The IdSetManager interface contains methods for creation and destruction of the IdSets, including one for creating special heterogeneous IdSets used in the locking and rights assessment; content access and modification methods, including ones for individual elements, for fractions (slices) and for the entire content of the IdSet, and methods for performing Boolean operations AND, OR, XOR and SUB on the IdSets. All these methods in the IdSetManager interface accept at least one parameter - the IdSet identifier. The Boolean operations accept two SetId operands. All Boolean operations place the result in a new IdSet, leaving the operands intact.

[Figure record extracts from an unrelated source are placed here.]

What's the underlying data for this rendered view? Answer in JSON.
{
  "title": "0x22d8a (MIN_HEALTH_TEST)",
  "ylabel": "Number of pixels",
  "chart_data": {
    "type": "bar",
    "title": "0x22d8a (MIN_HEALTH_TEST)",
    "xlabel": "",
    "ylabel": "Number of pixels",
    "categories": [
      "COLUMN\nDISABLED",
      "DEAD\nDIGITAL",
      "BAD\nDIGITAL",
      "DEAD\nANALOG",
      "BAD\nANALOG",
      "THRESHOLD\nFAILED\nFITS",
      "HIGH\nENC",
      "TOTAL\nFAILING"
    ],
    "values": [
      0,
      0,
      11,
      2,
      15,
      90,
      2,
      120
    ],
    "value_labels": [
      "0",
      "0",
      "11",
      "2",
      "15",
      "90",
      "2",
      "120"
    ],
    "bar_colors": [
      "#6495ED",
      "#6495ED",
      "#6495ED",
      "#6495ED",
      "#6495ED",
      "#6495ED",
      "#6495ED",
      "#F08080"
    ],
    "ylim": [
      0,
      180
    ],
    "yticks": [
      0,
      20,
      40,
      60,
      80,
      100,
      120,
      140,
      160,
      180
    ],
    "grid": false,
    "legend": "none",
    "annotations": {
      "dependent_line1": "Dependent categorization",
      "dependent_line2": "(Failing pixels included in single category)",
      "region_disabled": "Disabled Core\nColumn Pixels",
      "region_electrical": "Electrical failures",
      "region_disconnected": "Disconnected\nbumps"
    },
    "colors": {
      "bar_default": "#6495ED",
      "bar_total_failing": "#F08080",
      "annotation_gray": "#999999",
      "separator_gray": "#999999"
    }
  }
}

Mass Operations Integration

The IdSetManager is tightly integrated with other components of SciDM. Wherever an operation involves an array of object IDs, two versions of the method are provided: one using a client-side array of IDs and one using a server-side IdSet. The RightsManager and LockManager use the IdSets only as a source for object ID lists. All methods using the IdSets are described above. Here we provide just a brief list of them:

-          enumeration, creation, destruction of objects and context search methods of the Type Accessor

-          content retrieval and manipulation methods and bulk methods of the Set Accessor

-          bulk methods of the Object Accessors

-          locking methods of Lock Manager

-          rights assessment methods of Rights Manager


[*] TCP/IP over Gigabit Ethernet

[†] AMD Athlon 7750 Dual-Core CPU (2.7 GHz), 4Gb DDR2 RAM, 5x1Tb SATA2 hard drives (RAID5)

[‡] The particular table used for benchmarking already contained 20,000,000 records.